Les conseillers veulent récupérer la cotisation de l'etat dans leur caisse de retraite

La rente résiste bien

Dans les deux chambres du Parlement, les élus se sont longtemps cramponnés à cette forme de rente qui n’a que trop duré. Sauf qu’au moment où leur pension de retraite vit ses derniers jours, les conseillers veulent rafler toute la mise: leurs cotisations et celles de l’Etat.

Adoptée par la Chambre des représentants le 21 décembre 2020, la proposition de loi visant la liquidation du régime de retraite fait le consensus à la Chambre des conseillers. C’est l’information tronquée qui a circulé. Jusqu’au 5 janvier 2021, date qui a marqué la suspension du vote à la suite des critiques acerbes sur les réseaux sociaux de citoyens qui dénoncent un détournement de l’argent du contribuable et la révélation au grand jour des non-dits qui ont justifié le report du vote.

En réalité, contrairement à la Chambre des représentants, où le consensus était autour de la restitution de 70% des cotisations des parlementaires dans leur caisse après sa liquidation, les conseillers, eux, ont été plus malins. Ils se sont mis d’accord, en catimini, sur une proposition de loi qui consiste à se partager l’intégralité des fonds injectés dans leur caisse de retraite y compris la part de l’Etat.

Au sein de la deuxième chambre, légion sont les voix qui se sont élevées pour réclamer la préservation des droits des cotisants. Mais de quels droits parle-t-on? Les droits à une rente dont ils ont profité des décennies durant! Pourtant, personne n’avait évoqué un jour le droit du contribuable, qui voit son argent profiter à nombre de «représentants de partis» au faible rendement et que seuls les intérêts personnels et ceux des ténors de leur parti animent.

Statut social
S’ils réclament leur dû et la part étatique, c’est parce que les conseillers savent pertinemment que contrairement à la caisse de retraite de la première chambre, leur caisse n’a pas encore enregistré un déficit et peut fonctionner encore pendant quelques années. Mais cela renseigne sur un état d’esprit rentier qui n’est pas prêt à disparaître pour de bon. La résistance à la suppression d’un avantage indu finira par se diluer.

Tôt ou tard. C’était le cas à la première chambre où même le président a défendu cette pension bec et ongles jusqu’à la dernière minute. Après les propos provocateurs de Driss El Azami, membre du groupe parlementaire du Parti de la Justice et du Développement (PJD) et maire de Fès, lundi 12 octobre 2020, lors d’une séance parlementaire de la commission des Finances et du développement économique, qui avait déclaré que les parlementaires ne peuvent travailler «Biliqui» (gratis) et qu’il va falloir préserver leur niveau de vie même après la fin de leur mandat, le lapsus de l’usfpéiste Habib El Malki, président de la Chambre des représentants, lors d’un échange avec le présentateur de l’émission Bila Hodoud de la chaîne TV qatarie Al Jazeera, a été révélateur quand il a déclaré: «Je défends le présent et le futur du parlementaire. Nous devons lui garantir toutes les conditions pour préserver son statut social symbolique.

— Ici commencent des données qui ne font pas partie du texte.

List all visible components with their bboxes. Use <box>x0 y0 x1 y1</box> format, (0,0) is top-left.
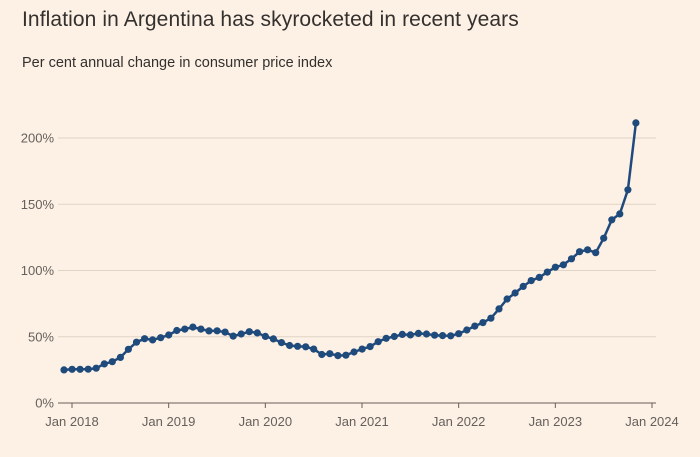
data-point <box>414 329 422 337</box>
data-point <box>294 342 302 350</box>
data-point <box>181 325 189 333</box>
data-point <box>350 348 358 356</box>
data-point <box>455 330 463 338</box>
data-point <box>624 186 632 194</box>
data-point <box>479 319 487 327</box>
data-point <box>608 216 616 224</box>
data-point <box>189 323 197 331</box>
x-tick-label: Jan 2024 <box>625 414 679 429</box>
data-point <box>229 332 237 340</box>
data-point <box>213 327 221 335</box>
x-tick-label: Jan 2022 <box>432 414 486 429</box>
data-point <box>632 119 640 127</box>
data-point <box>366 343 374 351</box>
data-point <box>487 314 495 322</box>
data-point <box>84 365 92 373</box>
data-point <box>108 358 116 366</box>
data-point <box>439 332 447 340</box>
data-point <box>221 328 229 336</box>
data-point <box>447 332 455 340</box>
data-point <box>567 255 576 263</box>
data-point <box>551 263 560 271</box>
data-point <box>576 248 584 256</box>
data-point <box>149 336 157 344</box>
data-point <box>463 326 471 334</box>
data-point <box>277 339 286 347</box>
data-point <box>535 273 543 281</box>
data-point <box>302 343 310 351</box>
data-point <box>269 335 277 343</box>
data-point <box>390 332 398 341</box>
data-point <box>173 326 181 335</box>
data-point <box>100 360 108 368</box>
data-point <box>527 277 535 285</box>
y-tick-label: 100% <box>21 263 55 278</box>
series-line <box>62 121 638 372</box>
data-point <box>165 331 173 339</box>
data-point <box>141 335 149 343</box>
data-point <box>310 345 318 353</box>
data-point <box>471 322 479 330</box>
data-point <box>124 345 132 353</box>
data-point <box>374 338 382 346</box>
x-tick-label: Jan 2020 <box>239 414 293 429</box>
gridlines <box>58 137 656 404</box>
data-point <box>197 325 205 333</box>
y-axis-labels: 0% 50% 100% 150% 200% <box>21 131 55 411</box>
data-point <box>559 261 568 269</box>
x-tick-label: Jan 2018 <box>45 414 99 429</box>
data-point <box>326 350 334 358</box>
data-point <box>382 334 390 342</box>
data-point <box>398 330 406 338</box>
data-point <box>406 331 414 339</box>
x-axis: Jan 2018 Jan 2019 Jan 2020 Jan 2021 Jan 2022… <box>45 403 679 429</box>
data-point <box>245 328 253 336</box>
data-point <box>76 365 84 373</box>
x-tick-label: Jan 2019 <box>142 414 196 429</box>
data-point <box>286 341 294 350</box>
data-point <box>132 338 141 346</box>
data-series <box>60 119 640 374</box>
data-point <box>422 330 431 338</box>
x-tick-label: Jan 2021 <box>335 414 389 429</box>
data-point <box>616 210 624 218</box>
data-point <box>261 332 269 340</box>
data-point <box>503 295 511 303</box>
chart-subtitle: Per cent annual change in consumer price… <box>22 55 333 71</box>
data-point <box>157 334 165 342</box>
data-point <box>431 331 439 339</box>
data-point <box>318 350 326 359</box>
data-point <box>253 329 261 337</box>
data-point <box>60 366 68 374</box>
data-point <box>600 234 608 242</box>
data-point <box>92 364 100 372</box>
data-point <box>592 249 600 257</box>
y-tick-label: 0% <box>35 396 54 411</box>
data-point <box>342 351 350 359</box>
data-point <box>495 305 503 313</box>
data-point <box>543 268 551 276</box>
data-point <box>237 330 245 338</box>
y-tick-label: 50% <box>28 329 54 344</box>
data-point <box>584 246 592 254</box>
chart-title: Inflation in Argentina has skyrocketed i… <box>22 8 519 31</box>
x-tick-label: Jan 2023 <box>529 414 583 429</box>
y-tick-label: 150% <box>21 197 55 212</box>
data-point <box>334 352 342 360</box>
y-tick-label: 200% <box>21 131 55 146</box>
data-point <box>116 353 124 361</box>
data-point <box>511 289 519 297</box>
data-point <box>68 365 76 373</box>
data-point <box>358 345 366 353</box>
data-point <box>519 282 527 290</box>
data-point <box>205 327 213 335</box>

Je ne pense pas que la demande de la réforme de cet écosystème de la pension des parlementaires soit une priorité pour le peuple marocain (…) Et puis, la conjoncture actuelle liée à la pandémie de Covid-19 ne se prête pas à une telle réforme parce ce que cette pandémie a eu des répercussions financières fâcheuses sur une large frange de la population et dans ce contexte, la situation financière du parlementaire doit rester intacte».

Difficile de laisser filer entre les doigts une «vache à lait». Dans les deux chambres du Parlement, les élus se sont longtemps cramponnés à cette forme de rente qui n’a que trop duré. Sauf qu’au moment où la pension de retraite vit ses derniers jours, les conseillers veulent rafler toute la mise: leurs cotisations et celles de l’Etat ou plutôt du contribuable.